What is a Dimetrodon?
Although it looks superficially like a dinosaur, dimetrodon was actually a type of prehistoric reptile known as a pelycosaur, and it lived during the Permian period, 50 million years or so before the first dinosaurs had even evolved.
What is Dimetrodon’s synapsid opening?
Dimetrodon is a member of a group called synapsids. Behind the eye socket in its skull is the synapsid opening. Its function is uncertain, but it may have been a passage for jaw muscles that helped Dimetrodon and other synapsids chew.

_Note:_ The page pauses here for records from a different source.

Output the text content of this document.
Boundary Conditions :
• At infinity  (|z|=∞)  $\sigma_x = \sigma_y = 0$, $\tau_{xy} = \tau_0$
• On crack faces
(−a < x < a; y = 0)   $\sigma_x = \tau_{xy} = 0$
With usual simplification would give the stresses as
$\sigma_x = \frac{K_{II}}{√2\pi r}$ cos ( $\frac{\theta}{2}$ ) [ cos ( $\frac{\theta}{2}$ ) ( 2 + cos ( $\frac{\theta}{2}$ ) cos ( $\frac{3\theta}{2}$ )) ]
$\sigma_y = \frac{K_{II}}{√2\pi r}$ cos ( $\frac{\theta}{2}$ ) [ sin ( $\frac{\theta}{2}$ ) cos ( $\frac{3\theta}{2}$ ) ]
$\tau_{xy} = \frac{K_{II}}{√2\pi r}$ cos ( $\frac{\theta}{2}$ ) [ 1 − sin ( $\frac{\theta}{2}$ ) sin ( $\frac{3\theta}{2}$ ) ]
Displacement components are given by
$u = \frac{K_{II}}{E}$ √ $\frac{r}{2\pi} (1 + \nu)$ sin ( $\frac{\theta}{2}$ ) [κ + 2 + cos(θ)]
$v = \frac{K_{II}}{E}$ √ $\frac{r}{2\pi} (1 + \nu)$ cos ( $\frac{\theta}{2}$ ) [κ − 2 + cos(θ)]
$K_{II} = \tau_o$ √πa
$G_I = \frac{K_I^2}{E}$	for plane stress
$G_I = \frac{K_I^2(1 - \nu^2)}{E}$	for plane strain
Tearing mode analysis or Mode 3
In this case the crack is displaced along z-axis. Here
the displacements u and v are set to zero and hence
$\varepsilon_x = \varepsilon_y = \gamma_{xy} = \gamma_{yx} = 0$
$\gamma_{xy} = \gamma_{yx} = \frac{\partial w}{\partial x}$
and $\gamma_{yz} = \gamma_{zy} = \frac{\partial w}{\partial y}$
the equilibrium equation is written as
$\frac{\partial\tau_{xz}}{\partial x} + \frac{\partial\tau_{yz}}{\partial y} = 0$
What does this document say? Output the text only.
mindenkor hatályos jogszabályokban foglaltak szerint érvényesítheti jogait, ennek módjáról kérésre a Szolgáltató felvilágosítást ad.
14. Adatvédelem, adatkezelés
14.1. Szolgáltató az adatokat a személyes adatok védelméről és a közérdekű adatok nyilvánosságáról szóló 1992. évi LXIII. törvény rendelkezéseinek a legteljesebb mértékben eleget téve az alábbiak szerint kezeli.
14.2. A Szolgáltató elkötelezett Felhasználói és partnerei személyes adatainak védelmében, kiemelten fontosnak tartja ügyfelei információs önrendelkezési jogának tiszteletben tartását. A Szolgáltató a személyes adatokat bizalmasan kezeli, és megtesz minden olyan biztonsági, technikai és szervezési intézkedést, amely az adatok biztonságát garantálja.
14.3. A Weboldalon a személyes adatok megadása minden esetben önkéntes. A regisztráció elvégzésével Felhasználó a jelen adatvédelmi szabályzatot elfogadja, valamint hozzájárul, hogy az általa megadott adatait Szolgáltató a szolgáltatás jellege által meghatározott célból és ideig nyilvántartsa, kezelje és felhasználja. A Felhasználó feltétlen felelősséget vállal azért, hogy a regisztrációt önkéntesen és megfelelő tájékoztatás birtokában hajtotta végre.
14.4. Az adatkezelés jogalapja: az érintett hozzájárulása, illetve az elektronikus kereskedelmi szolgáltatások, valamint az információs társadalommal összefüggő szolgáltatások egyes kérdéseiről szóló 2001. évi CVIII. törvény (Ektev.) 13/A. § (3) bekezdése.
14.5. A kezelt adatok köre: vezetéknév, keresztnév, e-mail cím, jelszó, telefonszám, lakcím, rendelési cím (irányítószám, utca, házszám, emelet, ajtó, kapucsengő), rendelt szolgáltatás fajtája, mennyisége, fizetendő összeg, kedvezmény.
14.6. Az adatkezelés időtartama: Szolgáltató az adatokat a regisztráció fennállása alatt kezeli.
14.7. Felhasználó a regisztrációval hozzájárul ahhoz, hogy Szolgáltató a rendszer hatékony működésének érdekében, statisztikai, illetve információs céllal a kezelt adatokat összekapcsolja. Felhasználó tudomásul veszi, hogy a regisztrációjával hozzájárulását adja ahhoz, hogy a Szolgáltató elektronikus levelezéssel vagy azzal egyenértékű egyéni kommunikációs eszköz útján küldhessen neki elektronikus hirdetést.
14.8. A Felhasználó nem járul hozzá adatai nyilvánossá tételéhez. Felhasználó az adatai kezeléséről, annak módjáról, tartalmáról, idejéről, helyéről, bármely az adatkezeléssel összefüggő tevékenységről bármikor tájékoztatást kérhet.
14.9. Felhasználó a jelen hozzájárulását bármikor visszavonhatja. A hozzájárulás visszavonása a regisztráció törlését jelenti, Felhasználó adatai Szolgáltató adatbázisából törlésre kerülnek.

Is the Edaphosaurus Dimetrodon?
To the untrained eye, the 200-pound edaphosaurus looks like a scaled-down version of dimetrodon, complete with tiny head and miniaturized sail. However, this ancient pelycosaur subsisted mostly on plants and mollusks, whereas dimetrodon was a devoted meat eater.
How did Dimetrodon teutonis get its name?
Dimetrodon teutonis was named in 2001 from the Saar Nahe Basin of Germany and was the first species of Dimetrodon to be described outside North America. It is also the smallest species of Dimetrodon. In 1878, Cope published a paper called “The Theromorphous Reptilia” in which he described Dimetrodon cruciger.